Qu'a fait le Conseil fédéral, d'ailleurs avec le Parlement, durant ces dernières années? Ce n'est pas qu'il ne se soit rien passé. Nous ne sommes pas non plus passés de 2 millions d'animaux utilisés dans les recherches dans les années 1980 à quatre fois moins aujourd'hui sans qu'il ne se soit rien passé. Ces travaux doivent se poursuivre, ils doivent se renforcer. Nous avons décidé ensemble à fin 2020 une hausse très importante des moyens financiers en faveur de la recherche 3R, à savoir de toujours renforcer les efforts pour substituer à l'emploi d'animaux dans les projets de recherche d'autres méthodes ou technologies, pour réduire les contraintes que subissent les animaux, améliorer les conditions de leur utilisation dans les recherches lorsqu'elle est indispensable.

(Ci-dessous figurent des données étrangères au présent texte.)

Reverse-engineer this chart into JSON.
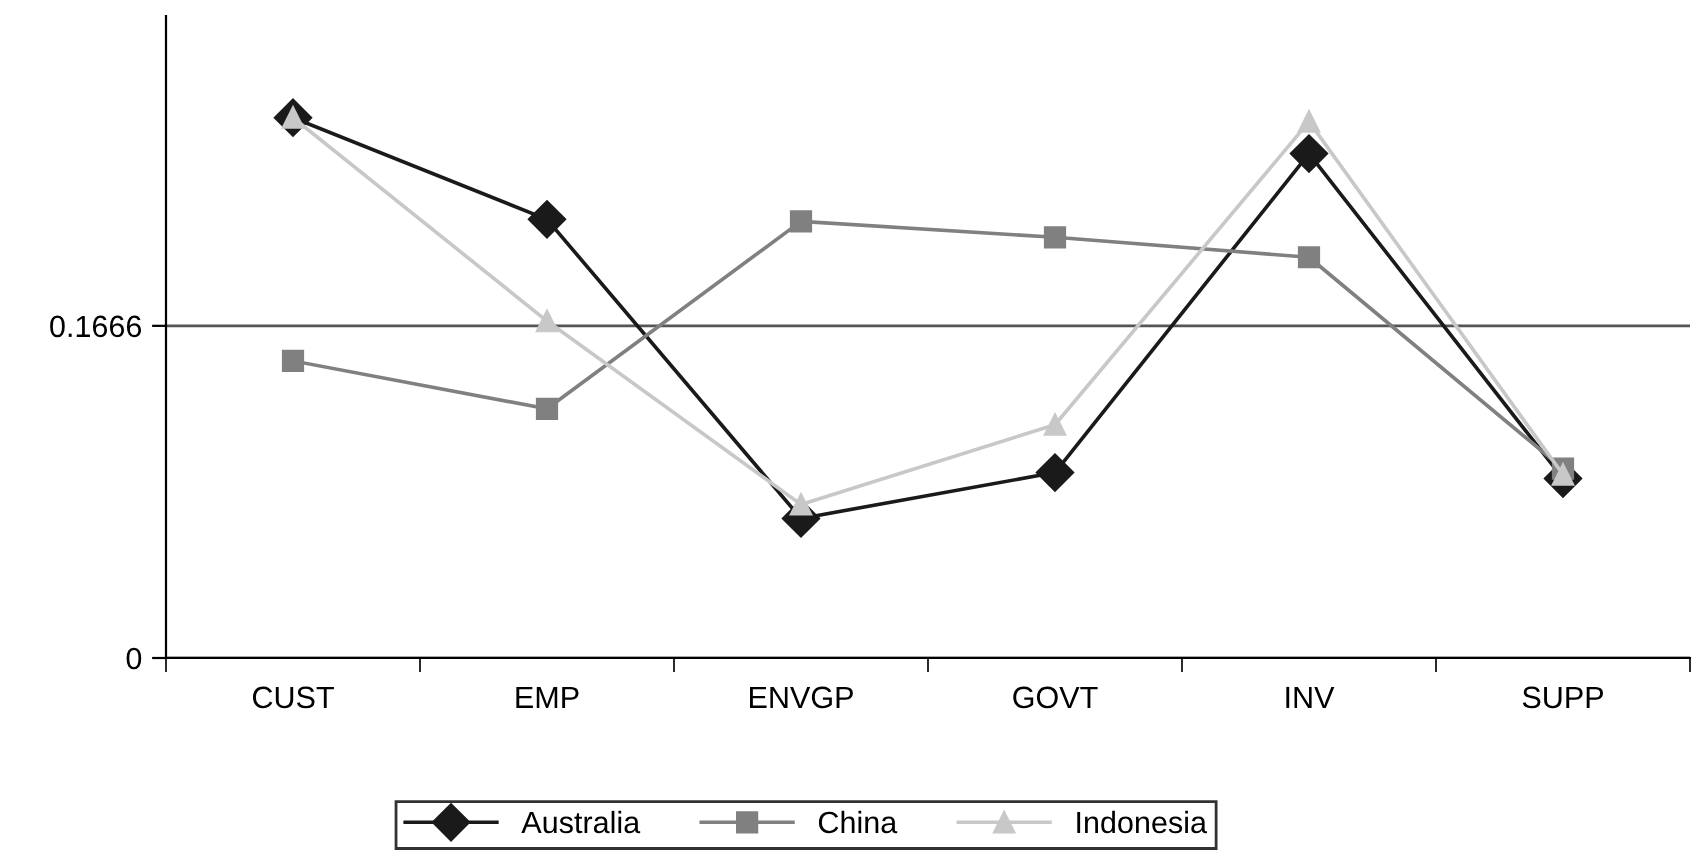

La recherche 3R fait l'objet d'un programme national de recherche lancé le 3 février 2021 pour un montant de 20 millions de francs sur cinq ans. Il y a également, dans le cadre de la mise en oeuvre du message sur la formation, la recherche et l'innovation des contributions au centre de compétences 3R qui augmenteront de 34 pour cent pour ces quatre prochaines années pour ce qui concerne le financement par le Secrétariat d'Etat à la formation, à la recherche et à l'innovation. C'est une hausse massive des moyens financiers qui est prévue. C'est donc une opportunité majeure de promouvoir des méthodes innovantes de recherche. Cela témoigne de l'engagement du Conseil fédéral dans ce dossier. Son engagement est constant et de longue date, avec le soutien du Parlement. Cela nous semble donner une très bonne réponse aux préoccupations des initiants.
Voilà les raisons pour lesquelles le Conseil fédéral vous invite à soutenir les propositions de votre commission.